L'Assemblée nationale a adopté mardi en première lecture le projet de loi sur le logement Elan (Évolution du logement, de l'aménagement et du numérique). Un texte qui renforce la réglementation encadrant les plateformes de location saisonnière. Principale mesure : les députés souhaitent instaurer un plafond légal de 120 jours pendant lesquels une résidence principale pourra être louée à des fins touristiques.

Le texte prévoit également que les loueurs adressent à leur commune un décompte du nombre de nuitées ayant fait l'objet d'une location pendant l'année. Et gare à ceux qui ne respecteront pas les obligations légales : les loueurs pris en défaut pourront se voir infliger des amendes allant de 5 000 à 10 000 euros alors que des amendes de 10 000 à 50 000 euros sont prévues pour les plateformes fautives.

Les plates-formes de location saisonnière, dont Airbnb, ont en tout cas pris les devants dès mercredi : dans un texte signé en présence du secrétaire d'État à la Cohésion des territoires Julien Denormandie, l'Union nationale pour la promotion de la location de vacances (UNPLV) a annoncé la mise en place d'un blocage automatique d'ici fin 2018. "Cette limitation ne concerne pas les chambres au sein d'une résidence principale", précise toutefois l'UNPLV.

 

4- L'inscription des logements devient obligatoire au Japon

Depuis le 15 juin, le Japon a adopté une nouvelle loi destinée à encadrer les locations de courte durée entre particuliers. Celle-ci demande aux loueurs saisonniers d'enregistrer leur logement auprès des autorités. Or l'entrée en vigueur a été chaotique pour Airbnb, contraint d'annuler de nombreux séjours et de suspendre une grande majorité de ses 60 000 annonces, les propriétaires n'ayant pas eu le temps de décrocher leur immatriculation.

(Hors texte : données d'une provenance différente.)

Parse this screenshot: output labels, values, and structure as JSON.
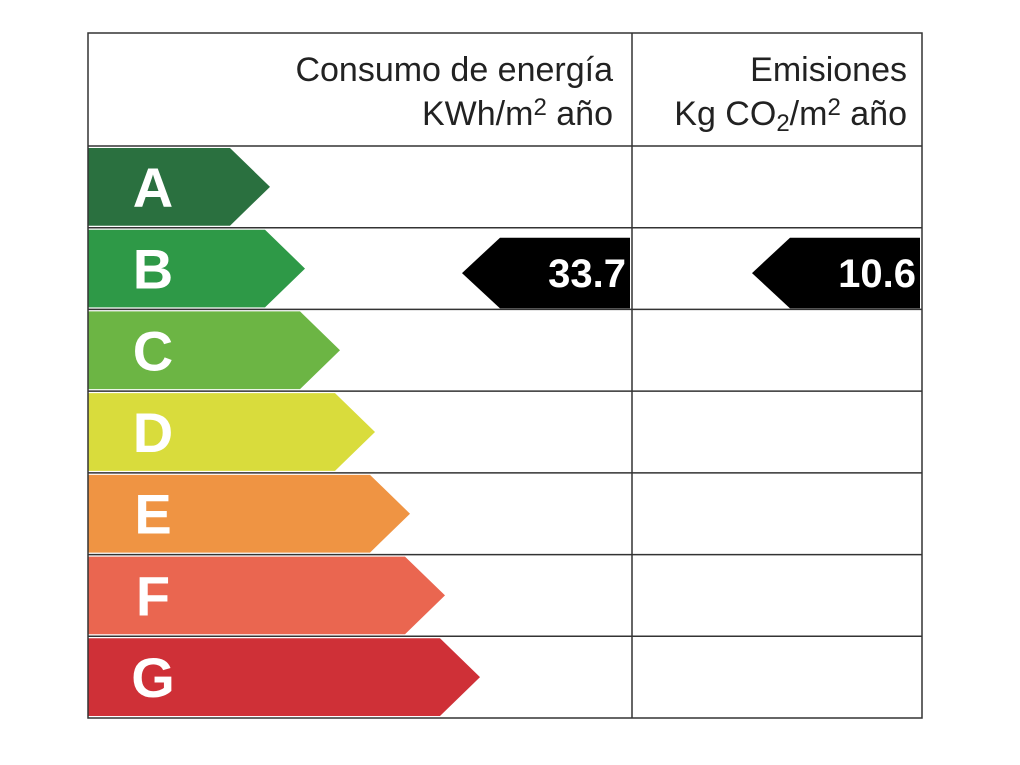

Pour Hiro Kishi, professeur à l'université Keio de Tokyo, cité par l'AFP, "les règles font que la loi bride de facto le développement de la location saisonnière au Japon, en raison de la procédure bureaucratique très lourde, des nombreuses restrictions sur la durée de location ou la condition de surface, et la possibilité pour les autorités locales de durcir encore les règles".

 

5- La ville de New York veut les noms des propriétaires

Alors que l'Etat de New York a mis en place depuis 2010 des conditions très restrictives concernant les locations saisonnières, le conseil municipal de New York a adopté une nouvelle loi qui oblige Airbnb à divulguer les noms et adresses des propriétaires qui louent leur appartement sur la plateforme. La mairie de New York souhaite ainsi s'assurer que les locations respectent bien le cadre de 2010. La loi interdit en effet la location d'un appartement entier pour moins de 30 jours, sauf si l'appartement se trouve dans un immeuble de moins de 3 appartements, un cas rare dans le centre de New York.